Time-resolved infrared fluorescence studies of the collisional deactivation of CO2(0001) by large polyatomic molecules

Abstract

Abstract The time-resolved infrared fluorescence (IRF) technique has been used to study the vibrational deactivation of CO 2 (00 0 1) by large polyatomic molecules at ambient temperature (295 ± 2 K).The excited CO 2 molecules were prepared by direct pumping with the P(21) line of a pulsed CO 2 laser at 10.6 μm. The bimolecular rate constant for deactivation by CO 2 was determined to be (0.353 ± 0.026) × 10 3 Torr −1 s −1 , in excellent agreement with previous work.
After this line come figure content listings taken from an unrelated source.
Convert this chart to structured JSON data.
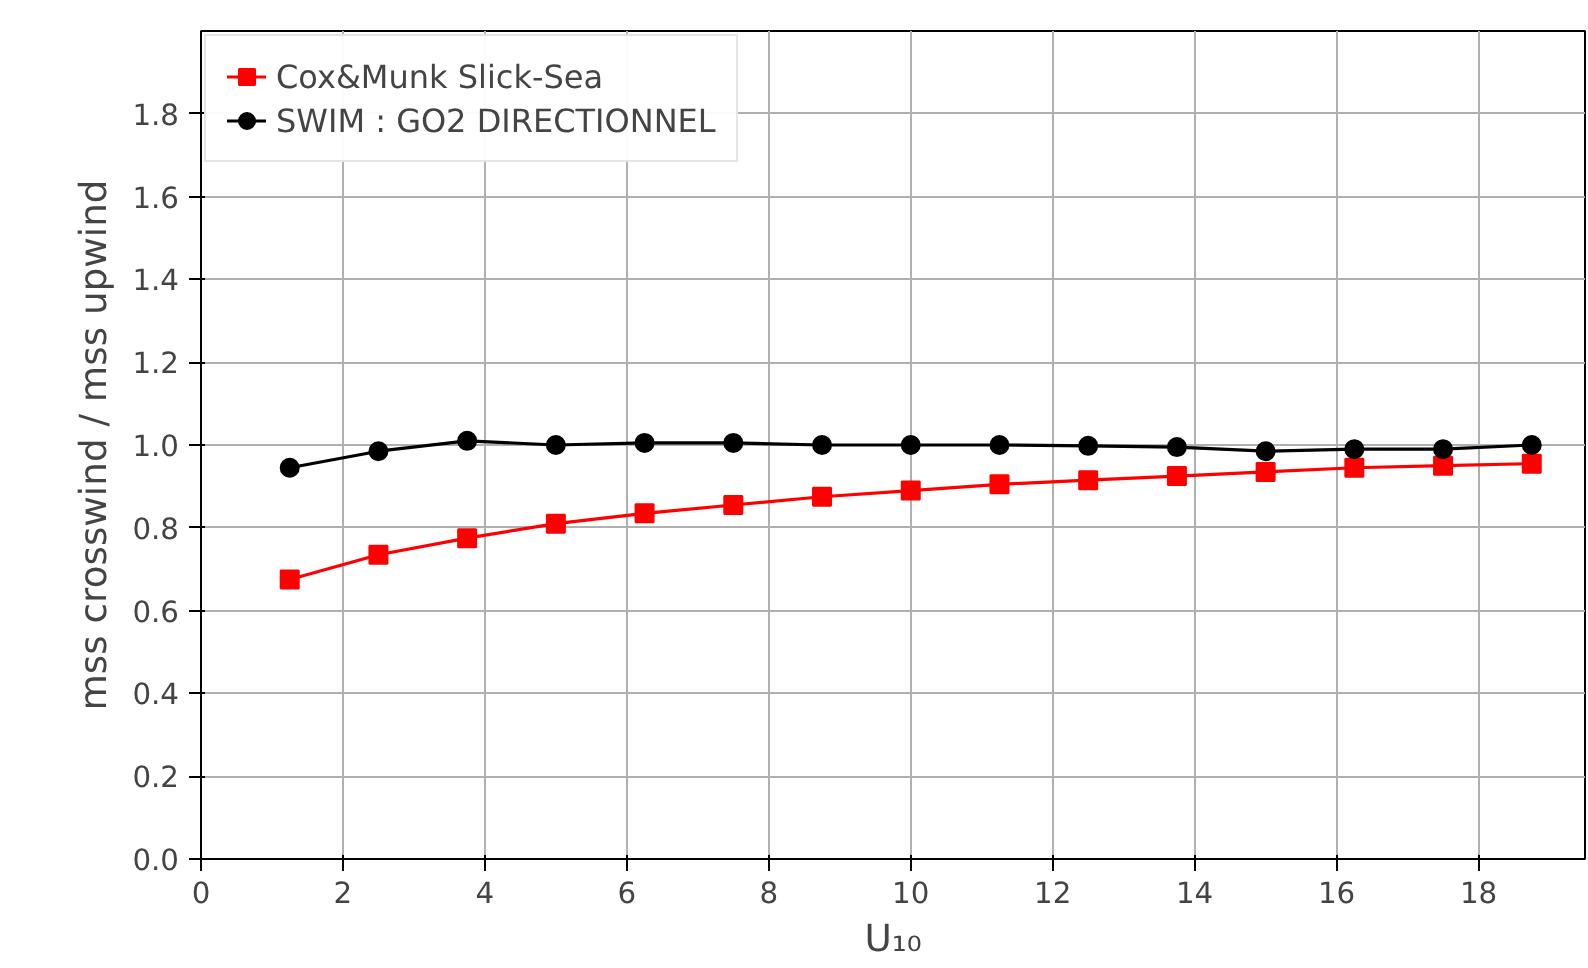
{
  "chart_data": {
    "type": "line",
    "xlabel": "U₁₀",
    "ylabel": "mss crosswind / mss upwind",
    "x": [
      1.25,
      2.5,
      3.75,
      5,
      6.25,
      7.5,
      8.75,
      10,
      11.25,
      12.5,
      13.75,
      15,
      16.25,
      17.5,
      18.75
    ],
    "series": [
      {
        "name": "Cox&Munk Slick-Sea",
        "color": "#ff0000",
        "marker": "square",
        "values": [
          0.675,
          0.735,
          0.775,
          0.81,
          0.835,
          0.855,
          0.875,
          0.89,
          0.905,
          0.915,
          0.925,
          0.935,
          0.945,
          0.95,
          0.955
        ]
      },
      {
        "name": "SWIM : GO2 DIRECTIONNEL",
        "color": "#000000",
        "marker": "circle",
        "values": [
          0.945,
          0.985,
          1.01,
          1.0,
          1.005,
          1.005,
          1.0,
          1.0,
          1.0,
          0.998,
          0.995,
          0.985,
          0.99,
          0.99,
          1.0
        ]
      }
    ],
    "xlim": [
      0,
      19.5
    ],
    "xticks": [
      0,
      2,
      4,
      6,
      8,
      10,
      12,
      14,
      16,
      18
    ],
    "ylim": [
      0,
      2.0
    ],
    "yticks": [
      {
        "value": 0,
        "label": "0.0"
      },
      0.2,
      0.4,
      0.6,
      0.8,
      {
        "value": 1,
        "label": "1.0"
      },
      1.2,
      1.4,
      1.6,
      1.8
    ],
    "grid": true,
    "legend": "top left",
    "line_style": "solid"
  }
}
The rate constants for deactivation by the large polyatomic molecules, c-C 6 H 10 , c-C 6 H 12 , C 6 H 6 , C 6 D 6 , C 7 H 8 , C 7 D 8 , C 6 H 5 F, p -C 6 H 4 F 2 , C 6 HF 5 and C 6 F 6 , were found to be (143 ± 18), (150 ± 12), (120 ± 4), (238 ± 9), (140 ± 5), (234 ± 15), (121 ± 7), (132 ± 23), (132 ± 12), and (94 ± 5) × 10 3 Torr −1 s −1 , respectively. Experimental deactivation probabilities and average energies removed per collision are calculated and compared. There is little difference in deactivation probabilities between the acyclic ring compounds and their aromatic analogues but the perfluorinated compound, C 6 F 6 is clearly less efficient than its hydrocarbon analogue, C 6 H 6 . The perdeuterated species, C 6 D 6 and C 7 D 8 show considerably enhanced deactivation relative to the other species, probably as a result of near-resonant intermolecular V-V energy transfer.